DET-COST-001 — dyno-hour spike
Rule ID: DET-COST-001
Title: Heroku dyno-hour spend rate above the 99.9th percentile of the prior 7 days
Category: cost
Last validated: 2026-06-04 (initial catalog, dormant)
State: dormant — requires Heroku Platform API scraper (campaign prerequisite §P6)
Telemetry source
- Heroku Platform API:
GET /apps/{app}/dynos(current dyno state) andGET /apps/{app}/formation(configured formation). Heroku does not surface dyno-hour invoices live; the proxy is(dyno_count × dyno_type_cost_per_hour × elapsed_hours_since_last_sample). - Sampling cadence: every 10 minutes via the shared scraper (see §P6 in campaign doc).
- Per-sample fields: app, dyno type, count, computed cost-rate per hour.
Statistical method + baseline window
- Method: percentile threshold on per-app dyno-hour-spend rate.
- Baseline window: rolling 7 days, computed as the 99.9th percentile of all 10-minute samples over the window.
- Fire condition: observed spend rate for a 10-min window > baseline 99.9th percentile AND observed spend rate > $0.50/hr absolute floor (filters near-zero noise).
Threshold + expected FP rate
- Pre-launch placeholder: spend rate > $2.00/hr per app.

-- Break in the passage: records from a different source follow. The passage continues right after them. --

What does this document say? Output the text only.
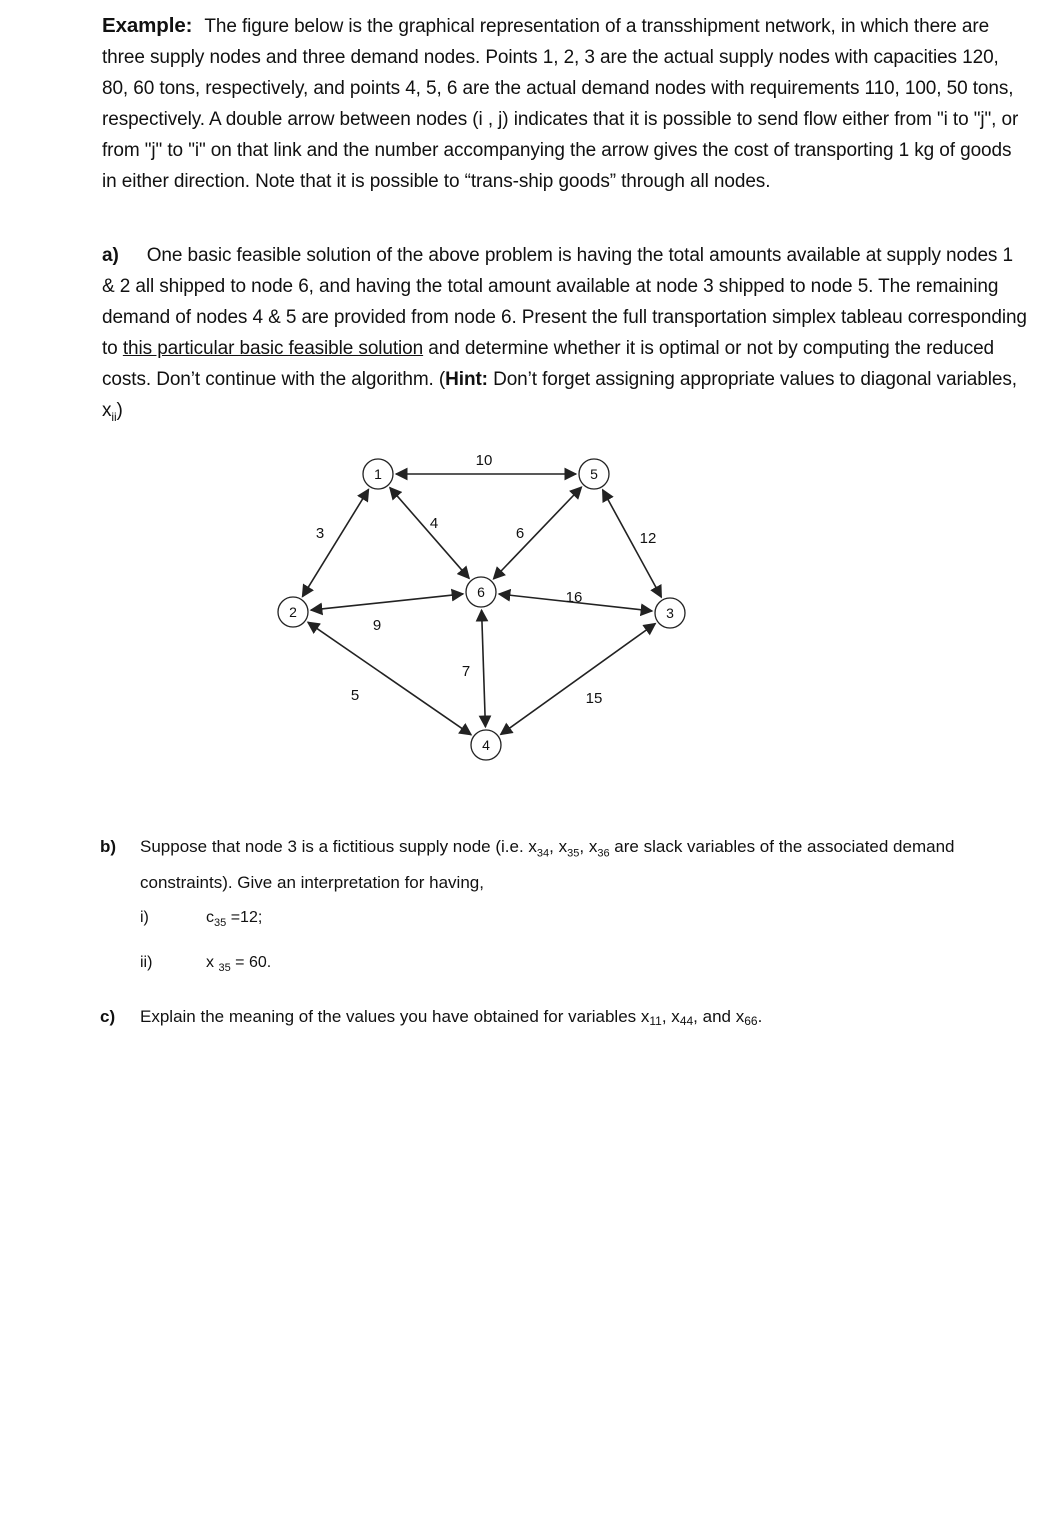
Example: The figure below is the graphical representation of a transshipment network, in which there are three supply nodes and three demand nodes. Points 1, 2, 3 are the actual supply nodes with capacities 120, 80, 60 tons, respectively, and points 4, 5, 6 are the actual demand nodes with requirements 110, 100, 50 tons, respectively. A double arrow between nodes (i , j) indicates that it is possible to send flow either from "i to "j", or from "j" to "i" on that link and the number accompanying the arrow gives the cost of transporting 1 kg of goods in either direction. Note that it is possible to “trans-ship goods” through all nodes.
a) One basic feasible solution of the above problem is having the total amounts available at supply nodes 1 & 2 all shipped to node 6, and having the total amount available at node 3 shipped to node 5. The remaining demand of nodes 4 & 5 are provided from node 6. Present the full transportation simplex tableau corresponding to this particular basic feasible solution and determine whether it is optimal or not by computing the reduced costs. Don’t continue with the algorithm. (Hint: Don’t forget assigning appropriate values to diagonal variables, $x_{ii}$)
10
3
4
6	12
9
16
7
5	15
1
2	3
4
5
6
b) Suppose that node 3 is a fictitious supply node (i.e. $x_{34}$, $x_{35}$, $x_{36}$ are slack variables of the associated demand constraints). Give an interpretation for having,
i)	$c_{35} =12$;
ii)	x $_{35}$ = 60.
c) Explain the meaning of the values you have obtained for variables $x_{11}$, $x_{44}$, and $x_{66}$.
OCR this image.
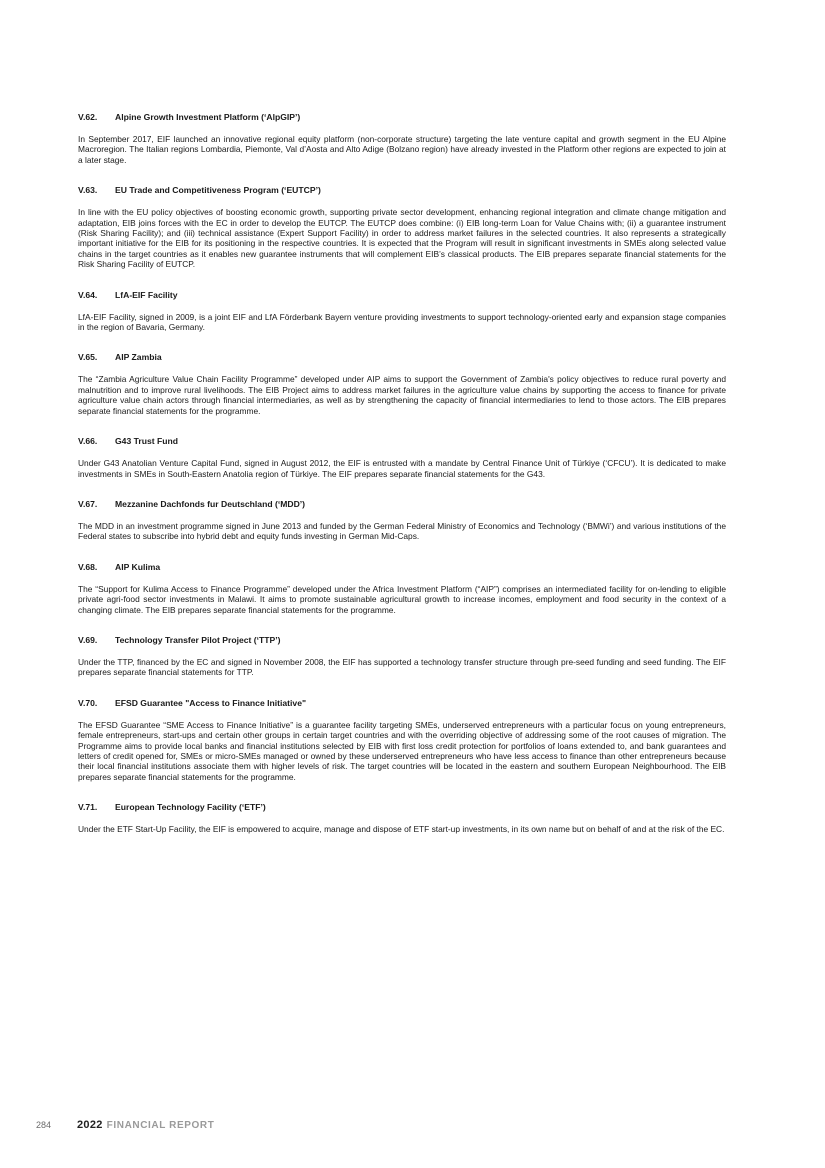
V.62. Alpine Growth Investment Platform (‘AlpGIP’)

In September 2017, EIF launched an innovative regional equity platform (non-corporate structure) targeting the late venture capital and growth segment in the EU Alpine Macroregion. The Italian regions Lombardia, Piemonte, Val d’Aosta and Alto Adige (Bolzano region) have already invested in the Platform other regions are expected to join at a later stage.

V.63. EU Trade and Competitiveness Program (‘EUTCP’)

In line with the EU policy objectives of boosting economic growth, supporting private sector development, enhancing regional integration and climate change mitigation and adaptation, EIB joins forces with the EC in order to develop the EUTCP. The EUTCP does combine: (i) EIB long-term Loan for Value Chains with; (ii) a guarantee instrument (Risk Sharing Facility); and (iii) technical assistance (Expert Support Facility) in order to address market failures in the selected countries. It also represents a strategically important initiative for the EIB for its positioning in the respective countries. It is expected that the Program will result in significant investments in SMEs along selected value chains in the target countries as it enables new guarantee instruments that will complement EIB’s classical products. The EIB prepares separate financial statements for the Risk Sharing Facility of EUTCP.

V.64. LfA-EIF Facility

LfA-EIF Facility, signed in 2009, is a joint EIF and LfA Förderbank Bayern venture providing investments to support technology-oriented early and expansion stage companies in the region of Bavaria, Germany.

V.65. AIP Zambia

The “Zambia Agriculture Value Chain Facility Programme” developed under AIP aims to support the Government of Zambia's policy objectives to reduce rural poverty and malnutrition and to improve rural livelihoods. The EIB Project aims to address market failures in the agriculture value chains by supporting the access to finance for private agriculture value chain actors through financial intermediaries, as well as by strengthening the capacity of financial intermediaries to lend to those actors. The EIB prepares separate financial statements for the programme.

V.66. G43 Trust Fund

Under G43 Anatolian Venture Capital Fund, signed in August 2012, the EIF is entrusted with a mandate by Central Finance Unit of Türkiye (‘CFCU’). It is dedicated to make investments in SMEs in South-Eastern Anatolia region of Türkiye. The EIF prepares separate financial statements for the G43.

V.67. Mezzanine Dachfonds fur Deutschland (‘MDD’)

The MDD in an investment programme signed in June 2013 and funded by the German Federal Ministry of Economics and Technology (‘BMWi’) and various institutions of the Federal states to subscribe into hybrid debt and equity funds investing in German Mid-Caps.

V.68. AIP Kulima

The “Support for Kulima Access to Finance Programme” developed under the Africa Investment Platform (“AIP”) comprises an intermediated facility for on-lending to eligible private agri-food sector investments in Malawi. It aims to promote sustainable agricultural growth to increase incomes, employment and food security in the context of a changing climate. The EIB prepares separate financial statements for the programme.

V.69. Technology Transfer Pilot Project (‘TTP’)

Under the TTP, financed by the EC and signed in November 2008, the EIF has supported a technology transfer structure through pre-seed funding and seed funding. The EIF prepares separate financial statements for TTP.

V.70. EFSD Guarantee "Access to Finance Initiative"

The EFSD Guarantee “SME Access to Finance Initiative” is a guarantee facility targeting SMEs, underserved entrepreneurs with a particular focus on young entrepreneurs, female entrepreneurs, start-ups and certain other groups in certain target countries and with the overriding objective of addressing some of the root causes of migration. The Programme aims to provide local banks and financial institutions selected by EIB with first loss credit protection for portfolios of loans extended to, and bank guarantees and letters of credit opened for, SMEs or micro-SMEs managed or owned by these underserved entrepreneurs who have less access to finance than other entrepreneurs because their local financial institutions associate them with higher levels of risk. The target countries will be located in the eastern and southern European Neighbourhood. The EIB prepares separate financial statements for the programme.

V.71. European Technology Facility (‘ETF’)

Under the ETF Start-Up Facility, the EIF is empowered to acquire, manage and dispose of ETF start-up investments, in its own name but on behalf of and at the risk of the EC.

284	2022 FINANCIAL REPORT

Absolute, replaced by dynamic post-baseline.
- Expected FP rate (post-launch): ~1 per month, dominated by operator-driven
heroku ps:scaleevents for migrations.
Alert route
- MEDIUM (sustained > 99.9th percentile for 30+ min): ops@ daily digest.
- HIGH (spend rate > 5× baseline median, any duration):
#raxx-ops-alert-sev2-5/#raxx-ops-alert-sev2.
Escalation owner
- sre-agent primary — runaway autoscale, leaked worker, infinite-loop dyno burn.
- operator for posture decisions about scaling caps.
Test fixture / synthetic positive
See _fixtures/dyno_hour_spike_positive.json for a synthetic 10-min sample showing $3.40/hr against a 7d baseline P99.9 of $0.85/hr.
What to do when this fires
- Identify the app and dyno type whose spend spiked. Recent deploy? Manual scale? Autoscale event?
- Check Heroku dashboard for the app's dyno graph; correlate with deploy timeline.
- If runaway autoscale: cap formation via
heroku ps:scale web=N(operator-only); dispatch sre-agent for root-cause. - If leaked worker (a worker dyno that should have exited but is still running): inspect worker log for infinite-loop signature.
What NOT to do
- Do not auto-scale-down from this rule. Scale decisions go to sre-agent.
- Do not exclude apps from this rule because they're "expected to be expensive" — set a higher per-app baseline if needed, but every app stays monitored.
- Do not extend baseline window beyond 7 days; cost regressions hide in long baselines.